Covid-19 has serious mental and behavioral health implications for students of color. Children in families experiencing job loss, eviction, or death face significant challenges in coping with such traumas. Experts predict that major life disruptions caused by Covid-19 will result in an uptick in behavioral issues for students. These issues will be exacerbated by the fact that many kids of color in low-income neighborhoods will return to schools that do not have a sufficient number of counselors, but do have police officers.
Education and health are inextricably linked: education creates opportunities for better health, and poor health often puts education at risk. Quality education often leads to higher-paying jobs, livable earnings, and the resources for good health, such as health insurance.

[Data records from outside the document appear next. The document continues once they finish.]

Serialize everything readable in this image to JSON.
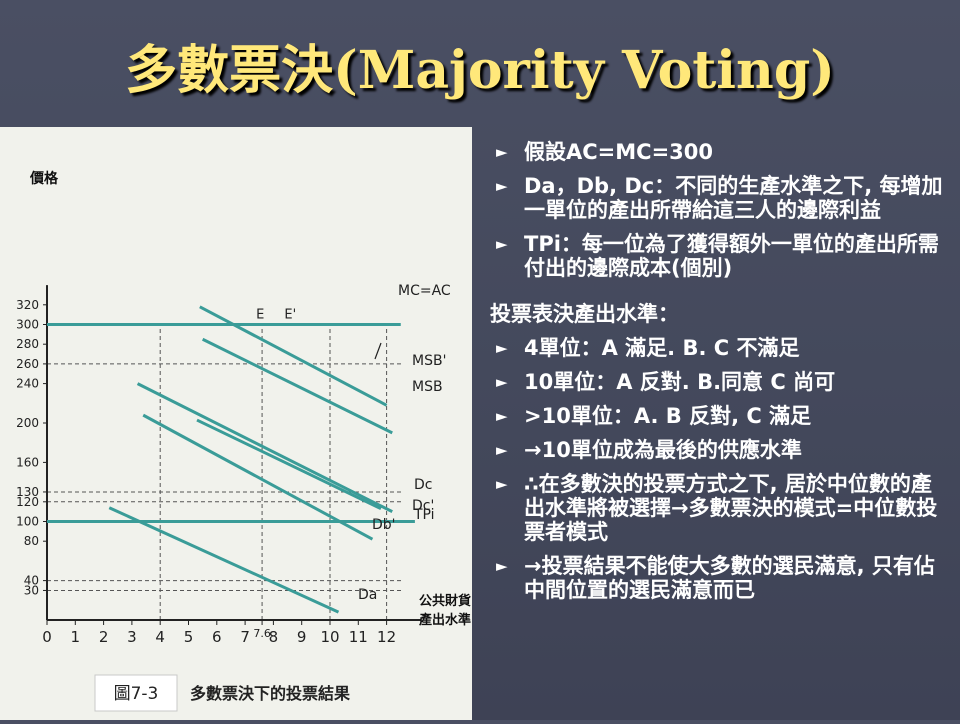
{
  "slide": {
    "title": "多數票決(Majority Voting)",
    "bullets_a": [
      "假設AC=MC=300",
      "Da，Db, Dc：不同的生產水準之下, 每增加一單位的產出所帶給這三人的邊際利益",
      "TPi：每一位為了獲得額外一單位的產出所需付出的邊際成本(個別)"
    ],
    "heading": "投票表決產出水準：",
    "bullets_b": [
      "4單位：A 滿足. B. C 不滿足",
      "10單位：A 反對. B.同意 C 尚可",
      ">10單位：A. B 反對, C 滿足",
      "→10單位成為最後的供應水準",
      "∴在多數決的投票方式之下, 居於中位數的產出水準將被選擇→多數票決的模式=中位數投票者模式",
      "→投票結果不能使大多數的選民滿意, 只有佔中間位置的選民滿意而已"
    ],
    "colors": {
      "title": "#ffe87a",
      "text": "#ffffff",
      "background": "#484c5f",
      "figure_bg": "#f1f2ec",
      "curve": "#3a9c98"
    }
  },
  "chart_data": {
    "type": "line",
    "ylabel": "價格",
    "xlabel": "公共財貨產出水準",
    "x_ticks": [
      "0",
      "1",
      "2",
      "3",
      "4",
      "5",
      "6",
      "7",
      "7.6",
      "8",
      "9",
      "10",
      "11",
      "12"
    ],
    "y_ticks": [
      "30",
      "40",
      "80",
      "100",
      "120",
      "130",
      "160",
      "200",
      "240",
      "260",
      "280",
      "300",
      "320"
    ],
    "caption_tag": "圖7-3",
    "caption_text": "多數票決下的投票結果",
    "series": [
      {
        "name": "MC=AC",
        "x": [
          0,
          12.5
        ],
        "y": [
          300,
          300
        ]
      },
      {
        "name": "TPi",
        "x": [
          0,
          13
        ],
        "y": [
          100,
          100
        ]
      },
      {
        "name": "MSB",
        "x": [
          5.5,
          12.2
        ],
        "y": [
          285,
          190
        ]
      },
      {
        "name": "MSB'",
        "x": [
          5.4,
          12
        ],
        "y": [
          318,
          218
        ]
      },
      {
        "name": "Dc",
        "x": [
          3.2,
          12.2
        ],
        "y": [
          240,
          110
        ]
      },
      {
        "name": "Dc'",
        "x": [
          5.3,
          11.8
        ],
        "y": [
          203,
          113
        ]
      },
      {
        "name": "Db'",
        "x": [
          3.4,
          11.5
        ],
        "y": [
          208,
          82
        ]
      },
      {
        "name": "Da",
        "x": [
          2.2,
          10.3
        ],
        "y": [
          114,
          8
        ]
      }
    ],
    "markers": [
      {
        "label": "E",
        "x": 7.6,
        "y": 300
      },
      {
        "label": "E'",
        "x": 8.6,
        "y": 300
      }
    ],
    "guides_y": [
      260,
      130,
      120,
      40,
      30
    ],
    "guides_x": [
      4,
      7.6,
      10,
      12
    ],
    "xlim": [
      0,
      12.8
    ],
    "ylim": [
      0,
      340
    ]
  }
}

Schools need flexibility in how they use Covid-19 stabilization funds. However, if schools only focus on addressing the short-term challenges posed by Covid-19, the underlying issues in education equity—especially regarding academic success and mental health—will persist.

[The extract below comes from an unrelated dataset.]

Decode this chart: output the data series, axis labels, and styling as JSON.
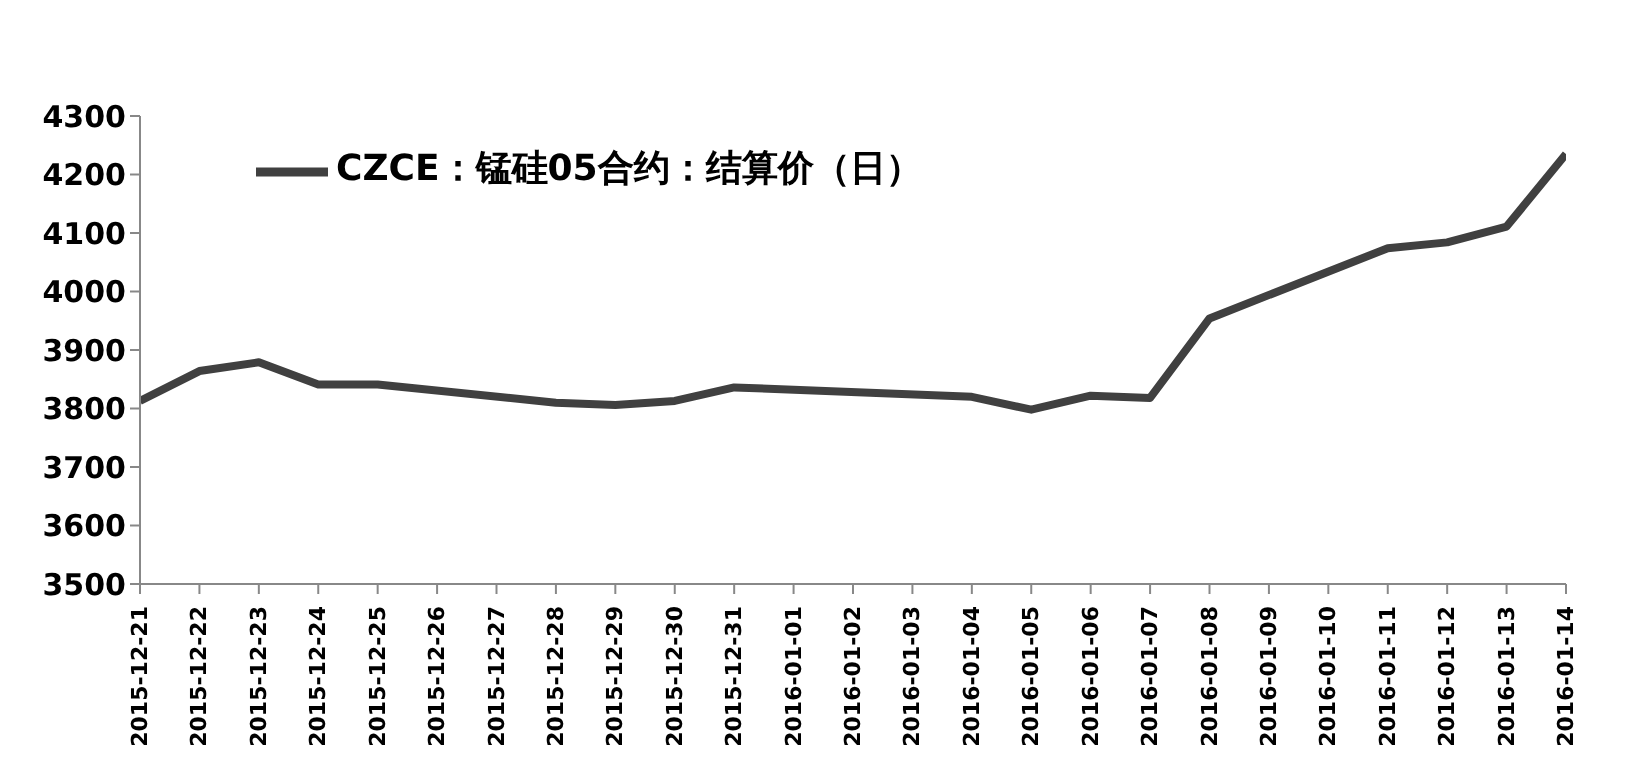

A comprehensive and equitable approach to Covid-19 requires public health professionals to address not only Covid-19, but also the underlying social conditions and systems that lead to its disproportionate impact on communities of color. Our immediate responsibility is to ensure that racial disparities remain at the center of all Covid-19 government relief packages:
- Wealth Equity: Distribute monthly stimulus checks and continue supplementary unemployment benefits throughout the pandemic
- Housing Equity: Extend moratoriums on evictions and provide renter assistance subsidies
- Education Equity: Stabilize schools with equitable distribution and flexible spending of congressional stimulus funds
It is imperative that our advocacy continues beyond Covid-19. Our long-term work is to establish the conditions of an equitable society—one where all Americans have equal access to health-promoting systems and resources:
- Wealth Equity:
- Increase the minimum wage to keep up with inflation
- Establish a universal health insurance plan that is not tied to employment status
- Invest in and expand safety net programs, such as SNAP, WIC, and TANF
- Housing Protections:
- Promote tenant rights
- Increase access to affordable housing
- Expand pathways to home ownership for communities of color
- Education Equity:
- Invest in broadband infrastructure and educational technology for all students
- Fund school-based social-emotional learning initiatives, such as counselors, social workers, and other educational support services
- Disentangle public school funding from local property taxes
If we don’t take bold and decisive steps to address racial disparities, systemic racism will threaten public health long after Covid-19 is behind us. In order to create a society in which health is accessible to all, we must dismantle racist systems and policies that perpetuate health inequities. We must invest in the wealth, housing, and education of communities who have long lived at the margins of our society. Our goal should not be to return to our “normal” lives before Covid-19; our norms are rooted in systemic racism. Our responsibility is to honestly reckon with the systems that created inequities before Covid-19 and deepened them during the pandemic. We must reimagine and rebuild a more equitable “new normal.”